Industrial LLM Benchmark
Structure of the Benchmark File
The benchmark file is written using YAML syntax.
You can find here our example benchmark file.
Here is a roundup of the benchmark file, it is only meant for documentation purpose and would fail when you try to run our benchmark on it.
models:
# This section contains a list of model definition, which can be used later
# in the benchmark configuration file.
# A model definition tells the benchmark how to interact with a MLLM
graders:
# This section contains a list of grader definition, which can be used later
# in the benchmark configuration file.
# A grader is used to grade the output of MLLM answer to our tasks.
system_prompts:
# Here you could add a system prompt specific to the models out of the models
# section. If you use the magic model name `default` it would be used for
# every model.
# Probably you don't want to specify the system prompt here, but in the
# tasksets or tasks section of the configuration file
tasksets:
# This section will contains a list of tasksets.
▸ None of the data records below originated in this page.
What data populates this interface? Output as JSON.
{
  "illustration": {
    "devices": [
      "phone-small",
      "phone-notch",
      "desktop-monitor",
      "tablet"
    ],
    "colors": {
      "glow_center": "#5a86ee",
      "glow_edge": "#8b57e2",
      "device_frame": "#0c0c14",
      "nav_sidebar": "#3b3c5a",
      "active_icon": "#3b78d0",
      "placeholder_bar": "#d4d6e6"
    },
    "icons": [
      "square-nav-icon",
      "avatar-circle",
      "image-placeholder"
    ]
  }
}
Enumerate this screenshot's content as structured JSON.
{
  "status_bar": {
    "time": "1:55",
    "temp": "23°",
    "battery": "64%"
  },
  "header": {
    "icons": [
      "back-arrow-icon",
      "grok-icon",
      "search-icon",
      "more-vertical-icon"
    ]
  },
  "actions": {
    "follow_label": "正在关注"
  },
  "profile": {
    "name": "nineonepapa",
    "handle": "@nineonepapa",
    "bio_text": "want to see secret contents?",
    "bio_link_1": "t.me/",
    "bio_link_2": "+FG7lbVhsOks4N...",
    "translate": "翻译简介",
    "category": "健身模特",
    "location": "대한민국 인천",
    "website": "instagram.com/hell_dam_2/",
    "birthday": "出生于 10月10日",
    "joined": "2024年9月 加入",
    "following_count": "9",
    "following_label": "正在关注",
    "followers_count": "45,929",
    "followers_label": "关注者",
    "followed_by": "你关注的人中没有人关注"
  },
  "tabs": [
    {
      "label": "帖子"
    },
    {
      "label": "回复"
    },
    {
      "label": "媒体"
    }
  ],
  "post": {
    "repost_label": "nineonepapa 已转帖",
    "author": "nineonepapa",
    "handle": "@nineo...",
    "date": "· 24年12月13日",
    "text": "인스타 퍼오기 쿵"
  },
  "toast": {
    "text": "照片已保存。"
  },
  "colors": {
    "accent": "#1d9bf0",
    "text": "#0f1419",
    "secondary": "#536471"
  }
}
All tasks within a
# task set [TO BE DEFINED]
This is the top level structure of the benchmark configuration file.
As the model and grader definition often can be reused in other benchmark configuration files,
you can extract them into their own files, instead of adding those details in the different
benchmark configuration files. To do so, you would take the models or graders section and move
them into its own YAML file. In our example the files are models.yml and graders.yml.
Instead of having this:
models:
# This section contains a list of model definition
graders:
# This section contains a list of grader definition
you could write this:
includes:
- ./models.yml
- ./graders.yml
If the file paths are relative, they are applied to the location of the configuration file.
You can also mention several models or graders files, as long as the names of the models and graders are distinct.